More than 5,000 Latinos and their families visited USC to acquire financial advice on homeownership, small business resources, education aid, auto financing and stock investments during Feria Financiera: Plan Prosperidad (Financial Fair, Plan Prosperity), an event co-hosted by the Spanish-language television network Univision on March 16.
Alberto Mier y Terán, senior vice president and general manager at Univision, and Cesar Armendariz, director of community outreach on the Health Sciences Campus, opened the event with a ribbon cutting ceremony outside Bovard Auditorium.
Eager attendees lined up as early as 8 a.m. on a bright Saturday morning for a day that included town halls in Bovard Auditorium and workshops in Taper Hall. Financial expert and author Julie Stav discussed the importance of lowering debt and redirecting finances toward investments.
“Start by investing $10,” said Stav, who encouraged participants to integrate investment and savings into their monthly expenditures.

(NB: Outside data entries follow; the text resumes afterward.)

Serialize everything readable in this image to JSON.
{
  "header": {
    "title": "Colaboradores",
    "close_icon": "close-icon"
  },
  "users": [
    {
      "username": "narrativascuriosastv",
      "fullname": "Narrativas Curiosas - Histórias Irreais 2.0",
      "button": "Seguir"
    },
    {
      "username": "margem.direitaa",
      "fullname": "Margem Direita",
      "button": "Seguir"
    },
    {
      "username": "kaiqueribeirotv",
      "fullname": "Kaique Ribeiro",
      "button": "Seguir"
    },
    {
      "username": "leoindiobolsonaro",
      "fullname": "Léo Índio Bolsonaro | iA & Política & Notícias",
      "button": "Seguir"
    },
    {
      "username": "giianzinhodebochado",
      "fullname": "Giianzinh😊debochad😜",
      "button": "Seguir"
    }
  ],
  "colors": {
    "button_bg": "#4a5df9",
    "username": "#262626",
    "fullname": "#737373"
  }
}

The investment information was eye-opening for Josefina Velez, a retail worker who attended Stav’s workshop.
“In our culture, we’re taught to work hard and be responsible, yet there’s little knowledge on how to make what little money we save work for us,” Velez said. “We have to learn to work smarter, not harder.”
Velez also set out to learn more about savings and college aid. With two children on the college track, she and her husband, an LAPD officer, attended a meeting that explained how their children can attend four-year colleges.

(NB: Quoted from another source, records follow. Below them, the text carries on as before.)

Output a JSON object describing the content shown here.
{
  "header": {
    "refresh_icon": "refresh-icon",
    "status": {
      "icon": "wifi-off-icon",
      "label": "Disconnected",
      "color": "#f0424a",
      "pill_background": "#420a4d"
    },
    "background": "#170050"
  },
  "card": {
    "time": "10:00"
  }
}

USC’s workshop La Universidad al Tu Alcance (College Within Reach), presented by Jessica Medina, senior assistant director of outreach, and Sara Delgadillo, assistant director at the university’s Financial Aid office, provided details on the Free Application for Federal Student Aid as well as information on scholarship and grant application resources.
During a panel discussion, Karen Velazco, a USC freshman studying biological science, and her mother, Laura Madrid, a member of the Latino Parent Association, discussed their experiences of navigating the financial aid process.
“It’s critical to know that college is an achievable dream,” Madrid said.
Sergio Gascon, executive director of the USC Minority Business Development Agency Business Center, led Recursos Para Negocios Pequenos (Small Business Resources) with the Los Angeles Mayor’s Community Development Department and the Valley Economic Development Center. Gascon led a community dialogue based on his top 10 tips for small business entrepreneurs.
“One of the most important tips I want to convey,” Gascon said, “is to stay focused. It’s easy for an entrepreneur to want to spin off to a new idea, especially after an error, but that error should help them make adjustments, not necessarily spin off into a new direction.”
As attendees visited the town halls and seminars, others acquired financial information from local nonprofits in the outdoor exhibit area. One of the most popular corners was the booth staffed by the National Latina Business Women Association (NLBWA), whose members provided advice on financial literacy, strategic marketing and tips on expanding a business network.
NLBWA board member Annabel Nava ’96, owner of the general contractor TLC 4 Your Home Inc., gave advice to aspiring entrepreneurs.
“It makes me proud to see so many Latinos on campus and to see my alma mater host such an important event,” Nava said. “NLBWA provides an environment of support and encouragement to continue empowering not only the entrepreneur but also the corporate professional.”